On the lending side, Lendingkart providing unsecured loans to MSMEs demonstrated a use case by enabling Rs 6,00,000 loan to an enterprise. Harshvardhan Lunia, Founder & CEO at Lendingkart said AA is going to bring massive data transformation. When UPI was launched we didn’t anticipate the revolution it would bring in digital payments, the same will be with AA, he noted.
“Going ahead a large number of SMEs can be reached out without physical branches and it will transform the credit penetration. As we go deeper into this, open banking works wonderfully as India is underserved when it comes to credit and other financial products. A large push will come from awareness and ecosystem-level adoption,” Lunia added.

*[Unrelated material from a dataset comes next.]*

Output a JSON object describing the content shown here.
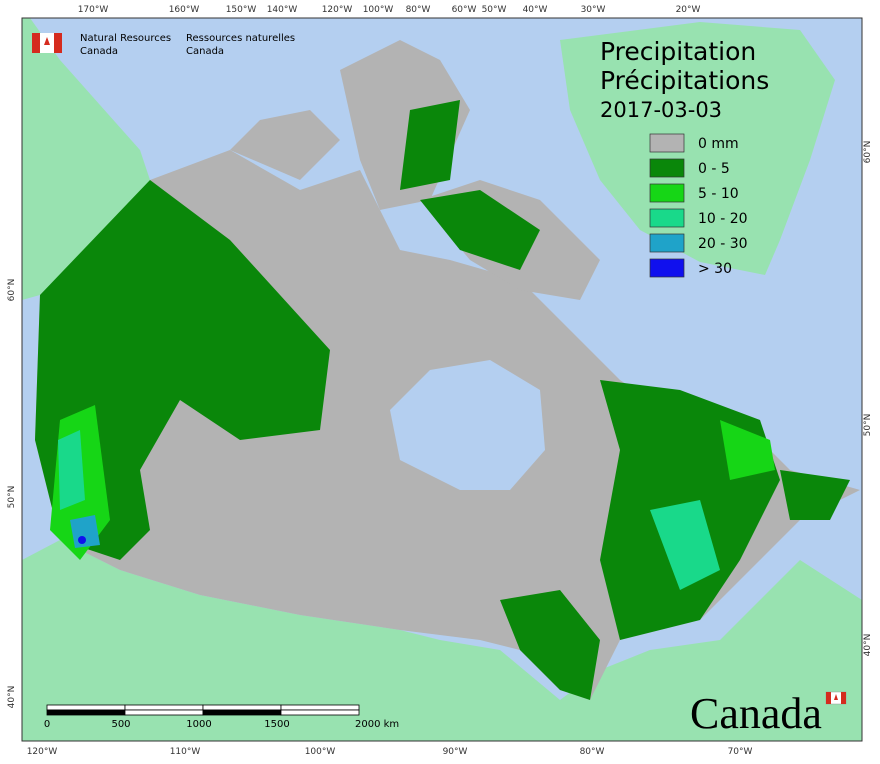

Similarly, banks are geared up too. Deepak Sharma, President and Chief Digital Officer at Kotak Mahindra Bank said, “AA would enable the ecosystem to create new models and benefit all parties involved. We are one of the early movers to come in both as FIP and FIU and the idea is to build various use cases such as on the asset side, credit underwriting, etc.”
Business model and commercials
Industry experts added that FIPs would need to realise the commercial value in exchange of data being shared. It could possibly depend on volumes, use-cases, if the exchange is recurring or one-time, etc.
RBI Deputy Governor Rajeshwar Rao while speaking at the launch of the account aggregator go-live event on September 2 said, “The desired objective in the case of account aggregator ecosystem will be attained when a large number of customers and information providers (banks) are onboarded on the account aggregator platforms and they are able to get aggregated data in a formed manner desired by users in a completely safe and secured environment."
For this to happen, information providers need to see the value in the framework. This is key to the viable development of the business model of the aggregator ecosystem in India, he added.
Sharma of Kotak Mahindra Bank adds, “For any ecosystem to scale up, everyone – customers, FIUs and FIPs - has to see value in the offering, whether it is enriching customer experience, building a new business model etc. Commercial terms are only one element. It has to evolve to a fair and equitable model so that all parties see value.”
According to Sharma, the two biggest focus areas right now are one: customer awareness and education around the benefits of AA, data consent etc., and secondly, getting the entire ecosystem to come together and participate, which is when we will see the true potential of account aggregator.
The fee arrangement or fee model has to come up from market forces and regulation shouldn’t stifle it, said Mandar Kagade, Founder & Principal at Black Dot Public Policy Advisors. Kagade adds, “The viability is assured, provided parties have flexibility to come around with different fee or pricing structures.”
Data Privacy Laws
User consent and data privacy are key things to the whole framework, said Shilpa Mankar Ahluwalia, Partner at Shardul Amarchand Mangaldas.
Currently, only regulated entities are allowed to access the AA ecosystem. According to Ahluwalia, to make it a truly open banking system, if non-licensed entities have to be allowed it is important to have a data privacy framework in place as the RBI currently looks at safeguarding only financial data within its mandate.